Although the organised insurgency was crushed in 1949, isolated clashes continued until 1953. This shows that Jeju was not merely a brief uprising, but a prolonged conflict tied to the intensification of the Cold War in Asia.
Another factor explains the long-lasting trauma: silence. For decades, the subject remained taboo in South Korea. Victims and their families often lived in fear of being associated with communism, delaying public recognition of the violence they endured. Only much later did the country begin to open a national conversation on responsibility, memory, and reparation.
Today, the Jeju Uprising is considered a major historical turning point. It symbolises both the fractures of post-1945 Korea and the human cost of building a new state in a climate of ideological confrontation.
The event also holds an important place in contemporary Korean culture. Books, films, and commemorations have helped bring this history to a wider audience, long kept at a distance by censorship, fear, or silence. Jeju is not only the memory of a crushed revolt, but that of a society that eventually confronted one of its deepest wounds.
If it had to be said in one sentence
The Jeju Uprising was born from the rejection of Korea’s division, but its repression turned the island into a theatre of mass violence, remaining one of the greatest tragedies of twentieth-century Korean history.
“We do not part” by Han Kang : One December morning, Gyeongha receives a message from her friend Inseon. After suffering a serious hand injury, she has been urgently transferred to Seoul, leaving behind her home island and her white parrot. Confined to a hospital bed, she asks Gyeongha to take the first flight to Jeju to feed the bird before it is too late.
But that very evening, a violent storm hits the island. Freezing winds and heavy snowfall slow Gyeongha down as night begins to fall. Will she manage to reach her friend’s house? There, more than a fragile life awaits her. Carefully assembled, the story of Inseon’s family fills the space, with hundreds of archived documents recounting one of the worst massacres in Korean history—30,000 civilians killed between November 1948 and early 1949.
Like a long winter dream, Han Kang takes us between contemporary South Korea and its painful past. Impossible Farewells is both a hymn to friendship and a powerful indictment against forgetting. These pages of rare beauty bring to light a traumatic memory buried for decades.
Publication date: 23/08/2023
Nobel Prize in Literature 2024 & Prix Médicis Étranger 2023
“Jiseul” by Keum Suk Gendry-Kim The book revisits one of the darkest chapters in Korean history: the massacre of tens of thousands of inhabitants of Jeju Island in 1948, marking the establishment of Syngman Rhee’s authoritarian regime, supported by American occupation forces.
Jiseul is based on the true story of 120 villagers who hid in the caves of Seogwipo after US-led authorities labelled all residents within a 5 km coastal radius as “rioters” and ordered their execution.
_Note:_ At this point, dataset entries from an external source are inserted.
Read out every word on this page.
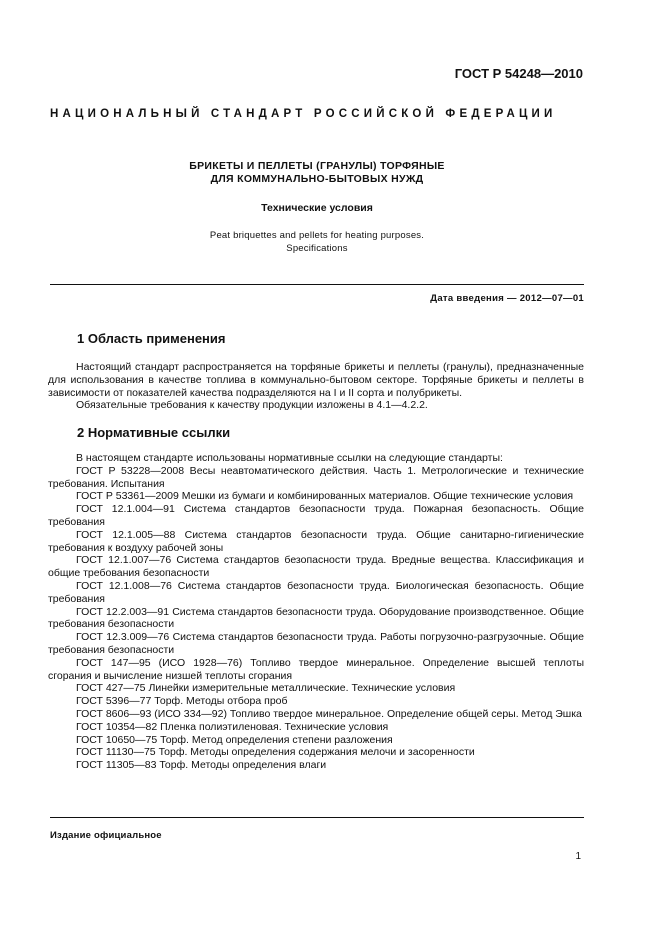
ГОСТ Р 54248—2010
НАЦИОНАЛЬНЫЙ СТАНДАРТ РОССИЙСКОЙ ФЕДЕРАЦИИ
БРИКЕТЫ И ПЕЛЛЕТЫ (ГРАНУЛЫ) ТОРФЯНЫЕ
ДЛЯ КОММУНАЛЬНО-БЫТОВЫХ НУЖД
Технические условия
Peat briquettes and pellets for heating purposes.
Specifications
Дата введения — 2012—07—01
1 Область применения

Настоящий стандарт распространяется на торфяные брикеты и пеллеты (гранулы), предназначенные для использования в качестве топлива в коммунально-бытовом секторе. Торфяные брикеты и пеллеты в зависимости от показателей качества подразделяются на I и II сорта и полубрикеты.

Обязательные требования к качеству продукции изложены в 4.1—4.2.2.

2 Нормативные ссылки

В настоящем стандарте использованы нормативные ссылки на следующие стандарты:

ГОСТ Р 53228—2008 Весы неавтоматического действия. Часть 1. Метрологические и технические требования. Испытания

ГОСТ Р 53361—2009 Мешки из бумаги и комбинированных материалов. Общие технические условия

ГОСТ 12.1.004—91 Система стандартов безопасности труда. Пожарная безопасность. Общие требования

ГОСТ 12.1.005—88 Система стандартов безопасности труда. Общие санитарно-гигиенические требования к воздуху рабочей зоны

ГОСТ 12.1.007—76 Система стандартов безопасности труда. Вредные вещества. Классификация и общие требования безопасности

ГОСТ 12.1.008—76 Система стандартов безопасности труда. Биологическая безопасность. Общие требования

ГОСТ 12.2.003—91 Система стандартов безопасности труда. Оборудование производственное. Общие требования безопасности

ГОСТ 12.3.009—76 Система стандартов безопасности труда. Работы погрузочно-разгрузочные. Общие требования безопасности

ГОСТ 147—95 (ИСО 1928—76) Топливо твердое минеральное. Определение высшей теплоты сгорания и вычисление низшей теплоты сгорания

ГОСТ 427—75 Линейки измерительные металлические. Технические условия

ГОСТ 5396—77 Торф. Методы отбора проб

ГОСТ 8606—93 (ИСО 334—92) Топливо твердое минеральное. Определение общей серы. Метод Эшка

ГОСТ 10354—82 Пленка полиэтиленовая. Технические условия

ГОСТ 10650—75 Торф. Метод определения степени разложения

ГОСТ 11130—75 Торф. Методы определения содержания мелочи и засоренности

ГОСТ 11305—83 Торф. Методы определения влаги

Издание официальное
1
The word “Jiseul”, in the Jeju dialect, means potato and symbolises the islanders’ hope for survival.
Publication date: 04/03/2015
The book was adapted into a film by director O Muel
“Jeju Prayer” (비념) by Im Heung-soon Jeju Prayer is a documentary directed by Im Heung-soon, with a runtime of approximately 90 minutes.
The film forms part of a broader effort to preserve the memory of the Jeju Uprising (1948–1949), one of the most violent and long-silenced episodes in Korean history.
The documentary primarily follows an elderly woman, Kang Sang-hee, whose husband was killed during the uprising. Through her personal story, the film reveals an intimate memory of the tragedy.
It portrays Jeju Island as a vast site of remembrance, almost a land marked by the dead.
It draws connections between past and present, particularly through tensions surrounding the construction of the Gangjeong naval base.
It questions how historical wounds continue to inhabit both landscapes and people.